Is killing them a better solution? Is letting them fight and starve and hunt birds a better solution? Is this bylaw a more adult, humane way of dealing with a problem? Of course not. Probably why council didn’t want any public input – too many bleeding hearts would protest.
Controlling feral cats has nothing to do with coyotes. If council or staff really cared about the incursion of coyotes, they could simply have passed Niagara’s bylaw. This is all about the cats, but they weren’t brave enough to admit it.
Caring, progressive communities have launched other types of campaigns to deal with feral cats, using more humane methods, using tactics proven in other municipalities. Too soft, too humane, too complicated for Collingwood. Starve ’em out!
Feral cats are often domestic pets abandoned by irresponsible owners, the result of backyard breeders, kitten mills and other unscrupulous or reprehensible practices. Education campaigns, tight bylaw controls on breeding and kennels, municipal support for neutering and spaying campaigns, trap-and-vaccinate, trap-and-neuter, encouraging owners to keep cats indoors or on leashes – these are the better, more creative approaches.
Simply talking with people face-to-face about feeding feral cats could explain the situation and might alleviate some of the problems. At the very least, start with a town-wide education campaign in cooperation with the humane society and the local veterinarians.
Collingwood chose the grenade tactic: kill ’em all. And don’t ask for any public input, either.
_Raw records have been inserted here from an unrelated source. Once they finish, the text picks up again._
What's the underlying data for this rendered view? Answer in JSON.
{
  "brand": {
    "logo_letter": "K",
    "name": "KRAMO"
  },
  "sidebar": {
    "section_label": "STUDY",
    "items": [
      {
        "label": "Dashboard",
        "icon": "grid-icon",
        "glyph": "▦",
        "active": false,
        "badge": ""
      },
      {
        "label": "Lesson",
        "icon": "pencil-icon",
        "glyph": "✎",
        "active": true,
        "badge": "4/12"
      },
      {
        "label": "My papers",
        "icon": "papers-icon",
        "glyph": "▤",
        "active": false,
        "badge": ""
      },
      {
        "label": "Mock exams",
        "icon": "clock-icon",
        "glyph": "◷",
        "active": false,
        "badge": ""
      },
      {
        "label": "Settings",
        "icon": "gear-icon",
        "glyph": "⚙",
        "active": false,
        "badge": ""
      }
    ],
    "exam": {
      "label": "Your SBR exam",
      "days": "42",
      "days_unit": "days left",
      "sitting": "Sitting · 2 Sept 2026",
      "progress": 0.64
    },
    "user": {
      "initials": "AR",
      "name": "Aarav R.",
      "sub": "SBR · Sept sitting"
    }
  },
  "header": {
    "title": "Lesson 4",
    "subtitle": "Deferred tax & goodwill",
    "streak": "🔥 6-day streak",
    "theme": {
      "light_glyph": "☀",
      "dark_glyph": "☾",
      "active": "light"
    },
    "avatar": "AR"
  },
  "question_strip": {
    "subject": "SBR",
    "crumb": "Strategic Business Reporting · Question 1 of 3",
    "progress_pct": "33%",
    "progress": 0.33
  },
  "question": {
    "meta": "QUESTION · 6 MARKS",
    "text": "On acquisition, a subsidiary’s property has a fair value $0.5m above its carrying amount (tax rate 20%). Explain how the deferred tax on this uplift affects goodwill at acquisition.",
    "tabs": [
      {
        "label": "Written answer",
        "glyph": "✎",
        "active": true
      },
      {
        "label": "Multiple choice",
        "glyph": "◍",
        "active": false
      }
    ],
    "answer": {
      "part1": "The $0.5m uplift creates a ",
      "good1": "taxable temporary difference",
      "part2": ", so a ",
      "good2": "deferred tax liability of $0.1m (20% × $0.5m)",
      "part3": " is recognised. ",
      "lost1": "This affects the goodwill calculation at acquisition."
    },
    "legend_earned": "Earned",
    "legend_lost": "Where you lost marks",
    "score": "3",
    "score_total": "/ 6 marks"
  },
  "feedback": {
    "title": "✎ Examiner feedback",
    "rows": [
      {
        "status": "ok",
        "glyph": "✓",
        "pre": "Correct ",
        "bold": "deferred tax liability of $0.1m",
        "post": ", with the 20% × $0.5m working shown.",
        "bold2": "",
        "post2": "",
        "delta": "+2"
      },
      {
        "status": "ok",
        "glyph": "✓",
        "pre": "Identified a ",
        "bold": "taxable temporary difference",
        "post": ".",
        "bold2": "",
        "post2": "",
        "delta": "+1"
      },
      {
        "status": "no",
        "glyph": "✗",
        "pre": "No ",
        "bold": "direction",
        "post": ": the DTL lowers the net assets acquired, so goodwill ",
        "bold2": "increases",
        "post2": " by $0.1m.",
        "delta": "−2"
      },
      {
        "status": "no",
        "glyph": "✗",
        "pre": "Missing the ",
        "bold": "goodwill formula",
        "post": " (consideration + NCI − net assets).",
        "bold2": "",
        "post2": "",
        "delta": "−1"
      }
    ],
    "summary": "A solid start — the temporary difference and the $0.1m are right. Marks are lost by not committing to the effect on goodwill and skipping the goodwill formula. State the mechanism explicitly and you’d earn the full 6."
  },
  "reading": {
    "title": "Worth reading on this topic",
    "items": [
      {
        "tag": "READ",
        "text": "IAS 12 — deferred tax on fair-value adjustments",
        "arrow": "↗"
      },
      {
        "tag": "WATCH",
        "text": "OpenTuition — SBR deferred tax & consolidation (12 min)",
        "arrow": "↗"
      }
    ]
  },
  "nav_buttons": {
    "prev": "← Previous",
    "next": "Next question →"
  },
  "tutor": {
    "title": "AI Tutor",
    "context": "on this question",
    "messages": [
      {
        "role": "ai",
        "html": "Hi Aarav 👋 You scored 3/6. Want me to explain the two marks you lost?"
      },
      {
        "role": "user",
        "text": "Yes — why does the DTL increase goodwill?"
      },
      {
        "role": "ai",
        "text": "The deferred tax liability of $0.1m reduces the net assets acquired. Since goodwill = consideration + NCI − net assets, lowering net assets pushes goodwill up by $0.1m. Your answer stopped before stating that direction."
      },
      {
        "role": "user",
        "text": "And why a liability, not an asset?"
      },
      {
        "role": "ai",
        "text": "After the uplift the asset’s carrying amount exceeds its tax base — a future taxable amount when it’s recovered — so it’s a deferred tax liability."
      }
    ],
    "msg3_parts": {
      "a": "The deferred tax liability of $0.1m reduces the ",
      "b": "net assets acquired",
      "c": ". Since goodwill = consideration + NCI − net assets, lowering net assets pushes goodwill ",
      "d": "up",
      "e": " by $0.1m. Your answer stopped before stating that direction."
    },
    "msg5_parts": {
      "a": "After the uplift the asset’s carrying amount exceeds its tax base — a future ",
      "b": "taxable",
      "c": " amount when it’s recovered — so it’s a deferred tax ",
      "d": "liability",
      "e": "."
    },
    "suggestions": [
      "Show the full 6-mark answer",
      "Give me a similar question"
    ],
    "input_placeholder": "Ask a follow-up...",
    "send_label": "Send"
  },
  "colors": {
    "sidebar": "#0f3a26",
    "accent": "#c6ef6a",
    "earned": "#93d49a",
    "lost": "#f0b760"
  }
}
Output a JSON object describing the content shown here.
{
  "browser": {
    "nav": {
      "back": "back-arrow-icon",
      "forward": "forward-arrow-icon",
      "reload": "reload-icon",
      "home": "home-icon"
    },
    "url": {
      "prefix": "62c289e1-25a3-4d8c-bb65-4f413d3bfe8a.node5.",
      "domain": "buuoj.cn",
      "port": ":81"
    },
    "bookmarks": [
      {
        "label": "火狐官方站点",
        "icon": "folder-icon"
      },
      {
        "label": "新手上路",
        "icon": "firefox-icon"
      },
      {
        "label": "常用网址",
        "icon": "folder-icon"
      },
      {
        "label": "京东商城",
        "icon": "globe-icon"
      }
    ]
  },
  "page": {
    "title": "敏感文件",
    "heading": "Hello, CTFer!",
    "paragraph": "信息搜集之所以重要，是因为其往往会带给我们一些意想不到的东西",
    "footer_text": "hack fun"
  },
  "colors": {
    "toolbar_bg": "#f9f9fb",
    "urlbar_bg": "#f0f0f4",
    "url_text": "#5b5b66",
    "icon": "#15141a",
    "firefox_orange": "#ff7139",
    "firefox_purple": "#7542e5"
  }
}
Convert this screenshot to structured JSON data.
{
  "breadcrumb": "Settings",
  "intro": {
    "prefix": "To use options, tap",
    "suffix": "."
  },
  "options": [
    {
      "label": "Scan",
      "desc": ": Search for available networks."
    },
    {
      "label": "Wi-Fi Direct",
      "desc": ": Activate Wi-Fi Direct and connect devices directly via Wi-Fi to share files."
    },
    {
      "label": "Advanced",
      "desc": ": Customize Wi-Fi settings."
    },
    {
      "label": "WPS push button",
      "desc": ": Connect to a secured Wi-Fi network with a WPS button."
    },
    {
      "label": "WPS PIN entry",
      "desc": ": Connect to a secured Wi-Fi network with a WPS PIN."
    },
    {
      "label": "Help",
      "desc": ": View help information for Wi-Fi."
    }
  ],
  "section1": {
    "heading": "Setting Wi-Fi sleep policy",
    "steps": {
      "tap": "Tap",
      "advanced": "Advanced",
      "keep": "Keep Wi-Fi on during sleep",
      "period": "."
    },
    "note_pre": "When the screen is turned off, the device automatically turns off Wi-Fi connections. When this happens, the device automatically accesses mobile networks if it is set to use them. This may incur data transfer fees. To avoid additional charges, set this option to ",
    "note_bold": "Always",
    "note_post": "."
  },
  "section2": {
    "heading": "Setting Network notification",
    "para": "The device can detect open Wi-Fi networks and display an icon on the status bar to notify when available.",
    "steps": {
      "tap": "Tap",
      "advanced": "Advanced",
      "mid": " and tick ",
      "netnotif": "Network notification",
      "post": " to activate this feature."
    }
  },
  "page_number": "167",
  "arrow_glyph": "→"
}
Oh, by the way, you are allowed to feed birds, as long as it’s in a feeder. That is, if…”Seed is placed in a bird feeding device that is sufficiently above grade so as not to attract or be accessible by wild animals…” Which cuts out feeding doves and other ground-feeding birds. And what about jays, and similar birds that like big seed, like peanuts or dried corn? Gosh, the occasional squirrel might feed from the seed you scatter on the ground, and we can’t have that!
And, according to section 3.4, it better not be seagulls you’re feeding (where is the sea on which these gulls live?) or the undefined, but arrogantly described “nuisance” birds. They are clearly lower class birds that deserve to starve, at least in Collingwood. Kill ’em all, so says our council.
You can’t put a few carrots under the hedge to help feed the wild rabbits if the spring seems long in arriving and they look a little thin. Or throw out some dried corn cobs for the squirrels when the winter is long and harsh. Better, according to our oh-so-compassionate council, to let them starve.
So let’s punish people, too. Fine them, bully them, harass them for doing what they believe is a humane, compassionate gesture. Another fine legacy from the people you elected to provide leadership.